Le 16/11/11 16:41, Paul A. Bristow a écrit :

From: boost-users-bounces@lists.boost.org [mailto:boost-users-bounces@lists.boost.org] On Behalf Of Jeffrey Lee Hellrung, Jr.
Sent: Thursday, November 10, 2011 5:53 AM
To:
boost-announce@lists.boost.org; boost-users@lists.boost.org
Subject: [Boost-users] [boost] Boost.Local Review (Nov 10, 2011 to Nov 19, 2011)

 

The review of Lorenzo Caminiti's proposed Boost.Local library begins tomorrow, ***November 10, 2011***, and ends on ***November 19, 2011***.

Other questions you may want to consider:

- What is your evaluation of the design?

 

I have some concern about manipulation of C++ to do things it wasn't really designed to:

 

if C++ is intended to have local functions, it should be part of the language.

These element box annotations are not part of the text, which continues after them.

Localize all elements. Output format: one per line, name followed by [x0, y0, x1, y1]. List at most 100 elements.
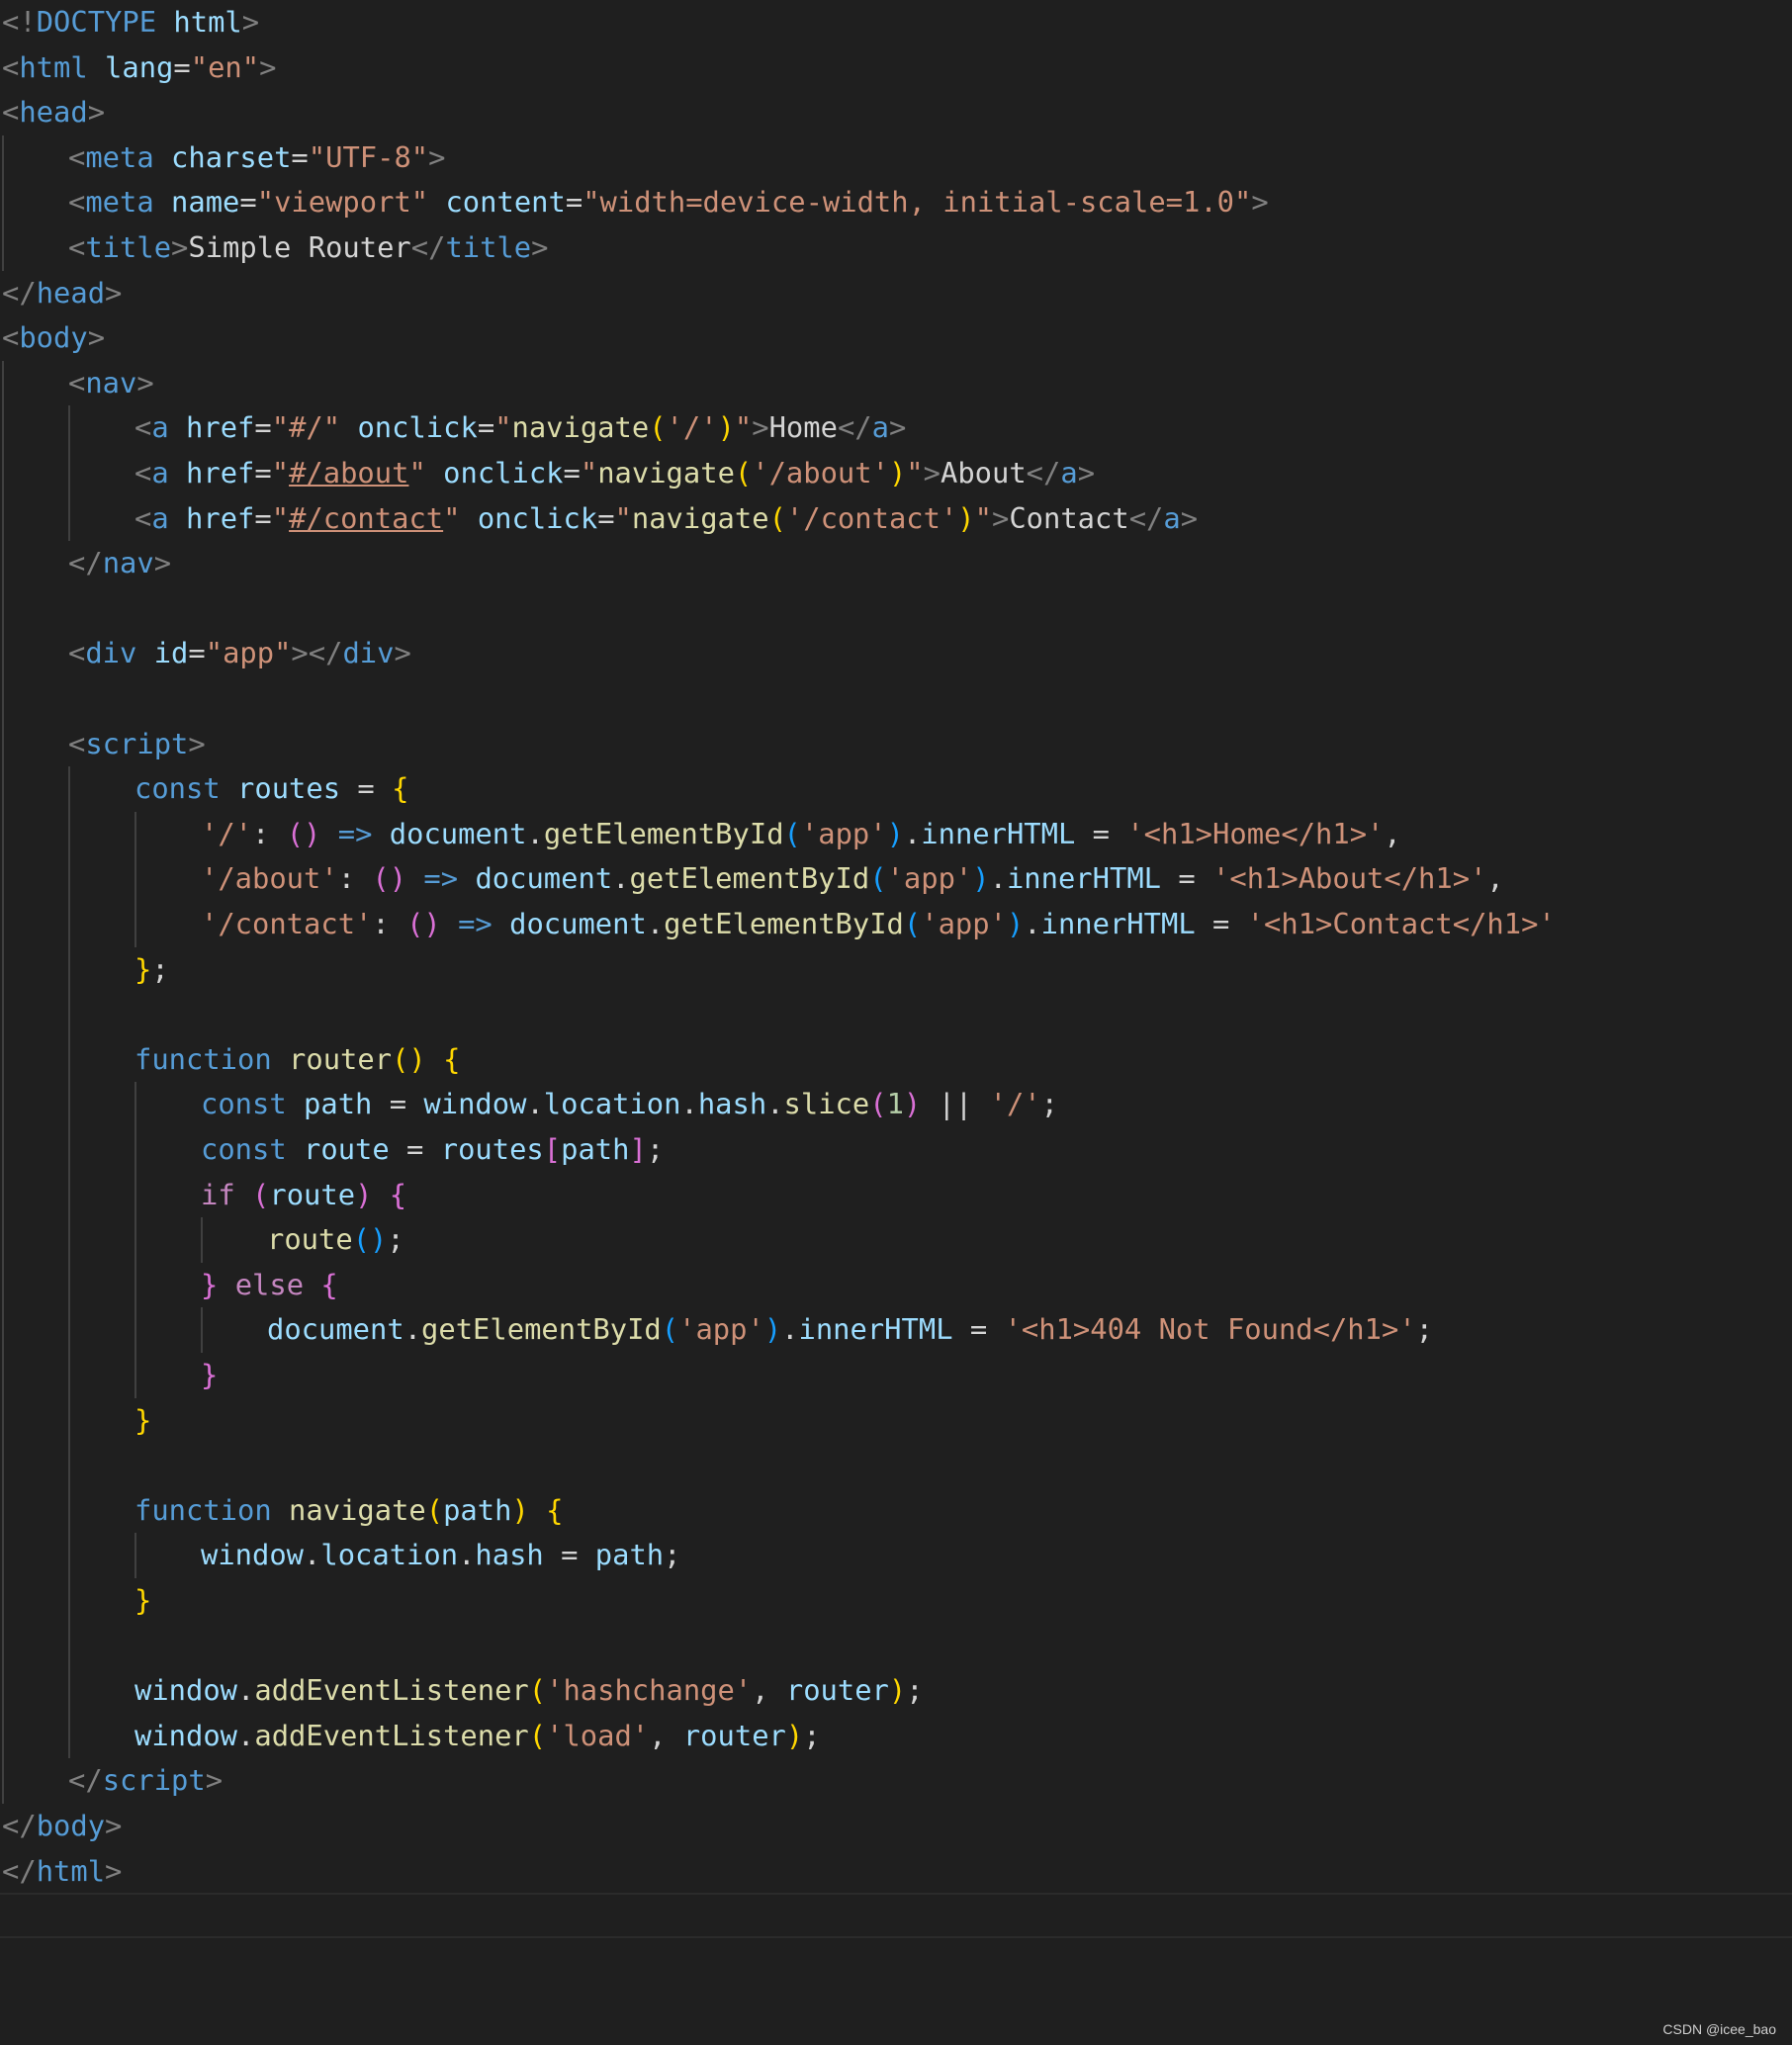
code-token: = — [565, 185, 583, 220]
code-token: = — [239, 185, 257, 220]
code-line[interactable]: <title>Simple Router</title> — [68, 225, 548, 271]
code-line[interactable]: }; — [134, 947, 169, 993]
code-line[interactable]: const path = window.location.hash.slice(… — [201, 1082, 1058, 1127]
code-token: charset — [171, 139, 292, 174]
code-line[interactable]: document.getElementById('app').innerHTML… — [267, 1307, 1433, 1353]
code-token: onclick — [357, 410, 478, 445]
code-token: } — [201, 1267, 219, 1301]
code-line[interactable]: } else { — [201, 1263, 338, 1308]
code-token: router — [785, 1673, 889, 1708]
code-token: navigate — [631, 500, 769, 535]
code-line[interactable]: <body> — [2, 315, 105, 361]
code-line[interactable]: </html> — [2, 1849, 122, 1895]
code-token: ) — [903, 1087, 922, 1121]
code-token: = — [254, 500, 272, 535]
code-token: { — [392, 771, 409, 806]
code-line[interactable]: </script> — [68, 1758, 223, 1804]
code-token: head — [36, 275, 106, 310]
code-line[interactable]: window.addEventListener('load', router); — [134, 1714, 821, 1759]
code-token: function — [134, 1492, 272, 1527]
code-line[interactable]: </head> — [2, 271, 122, 316]
code-token: ( — [903, 907, 922, 940]
indent-guide — [201, 1307, 203, 1353]
code-token: window — [201, 1538, 305, 1572]
code-token: a — [1060, 456, 1078, 489]
code-token: Home — [768, 410, 838, 445]
code-line[interactable]: <a href="#/contact" onclick="navigate('/… — [134, 496, 1198, 542]
code-line[interactable]: if (route) { — [201, 1173, 406, 1218]
code-token: } — [134, 1583, 152, 1617]
code-line[interactable]: function navigate(path) { — [134, 1488, 563, 1534]
code-line[interactable]: window.addEventListener('hashchange', ro… — [134, 1668, 924, 1714]
code-token: = — [563, 456, 581, 489]
code-token: ) — [1006, 907, 1025, 940]
code-line[interactable]: <!DOCTYPE html> — [2, 0, 259, 45]
code-token: if — [201, 1177, 235, 1211]
code-token: < — [2, 49, 20, 84]
code-token: location — [543, 1087, 681, 1121]
code-token: 'app' — [886, 861, 973, 896]
code-token: '/contact' — [201, 907, 373, 940]
code-line[interactable]: window.location.hash = path; — [201, 1533, 681, 1578]
current-line-highlight[interactable] — [0, 1893, 1792, 1938]
code-token: > — [87, 320, 106, 355]
code-token: : — [337, 861, 373, 896]
code-token: < — [68, 185, 86, 220]
code-line[interactable]: function router() { — [134, 1037, 460, 1083]
code-token: < — [68, 139, 86, 174]
code-token: ( — [425, 1492, 444, 1527]
code-token: getElementById — [421, 1312, 662, 1347]
code-token: ) — [355, 1177, 373, 1211]
code-token: || — [921, 1087, 990, 1121]
code-token: 'app' — [678, 1312, 764, 1347]
code-line[interactable]: <meta charset="UTF-8"> — [68, 135, 445, 181]
code-line[interactable]: <head> — [2, 90, 105, 135]
code-line[interactable]: route(); — [267, 1217, 404, 1263]
code-line[interactable]: } — [201, 1353, 218, 1398]
code-token: ; — [906, 1673, 924, 1708]
code-line[interactable]: } — [134, 1398, 151, 1444]
code-token: path — [443, 1492, 512, 1527]
code-token: "app" — [205, 636, 292, 670]
code-line[interactable]: '/about': () => document.getElementById(… — [201, 856, 1504, 902]
code-line[interactable]: <a href="#/" onclick="navigate('/')">Hom… — [134, 405, 906, 451]
code-token: hash — [475, 1538, 544, 1572]
footer-area: CSDN @icee_bao — [0, 1940, 1792, 2045]
code-line[interactable]: </nav> — [68, 541, 171, 586]
code-token: : — [372, 907, 407, 940]
code-line[interactable]: <a href="#/about" onclick="navigate('/ab… — [134, 451, 1095, 496]
code-token: #/about — [289, 456, 409, 489]
code-token: > — [531, 230, 549, 264]
code-line[interactable]: <nav> — [68, 361, 154, 406]
code-token: id — [153, 636, 189, 670]
code-line[interactable]: } — [134, 1578, 151, 1624]
code-token: '/' — [201, 816, 253, 850]
code-token: ) — [763, 1312, 782, 1347]
code-line[interactable]: const route = routes[path]; — [201, 1127, 664, 1173]
code-token: { — [546, 1492, 564, 1527]
code-token: () — [286, 816, 321, 850]
code-line[interactable]: <div id="app"></div> — [68, 631, 411, 676]
code-editor[interactable]: <!DOCTYPE html> <html lang="en"> <head> <me… — [0, 0, 1792, 1894]
code-token: hash — [697, 1087, 767, 1121]
code-line[interactable]: <meta name="viewport" content="width=dev… — [68, 180, 1269, 225]
code-token: lang — [105, 49, 174, 84]
code-token: " — [408, 456, 426, 489]
code-token: = — [389, 1132, 441, 1166]
code-line[interactable]: '/contact': () => document.getElementByI… — [201, 902, 1556, 947]
code-token: > — [105, 275, 123, 310]
code-token: 'load' — [546, 1718, 650, 1752]
code-token: </ — [410, 230, 446, 264]
code-token: navigate — [511, 410, 650, 445]
code-line[interactable]: const routes = { — [134, 766, 408, 812]
code-line[interactable]: <html lang="en"> — [2, 45, 276, 91]
code-line[interactable]: '/': () => document.getElementById('app'… — [201, 812, 1401, 857]
code-line[interactable]: <script> — [68, 722, 206, 767]
code-line[interactable]: </body> — [2, 1804, 122, 1849]
code-token: </ — [2, 1853, 37, 1888]
code-token: href — [186, 410, 255, 445]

If I'm not wrong lambdas play a role similar to unnamed local functions, and they are already in the language. The intent of Boost.Local is to provide something similar on compilers that doesn't support lambdas.

 

'Abuse' like this tends to cause trouble, and more important, it puts off the day when we abandon this "absurdly ambiguous language" in favour of new language X (or have we run out of letters for new languages? ;-) un-shackled by any primitive and obsolete features inherited from C.

Well, you know, the first uses of exceptions and templates in C++ were possible thanks to some preprocessor magic libraries. While incomplete, these 'emulations' allowed to some of us to start using these features and surely pushed to include them properly on the language later on. The preprocessor is a really useful tool that has his place in such contexts.

Unfortunately, the local function emulation needs to bind explicitly the used variables. I think, that even with lambdas in the language, local functions will have his place, as soon as they provide access to the enclosing function data.

 

But that hasn't stopped many people making good use of such devices, for example, Boost.Parameter.

Yes this is another example of things that could be included in the language and in this case that can be emulated using a library.


I understand that a language can not include all the features desired by each user, and that there could be other missing features with a higher added value, but there is one feature that I think is missing in C++: the scoped exit/success/failure as defined in language D. I hope the emulation of Boost.ScopedExit or Boost.Local could show its usefulness and that someone will make a concrete proposal to the standard committee.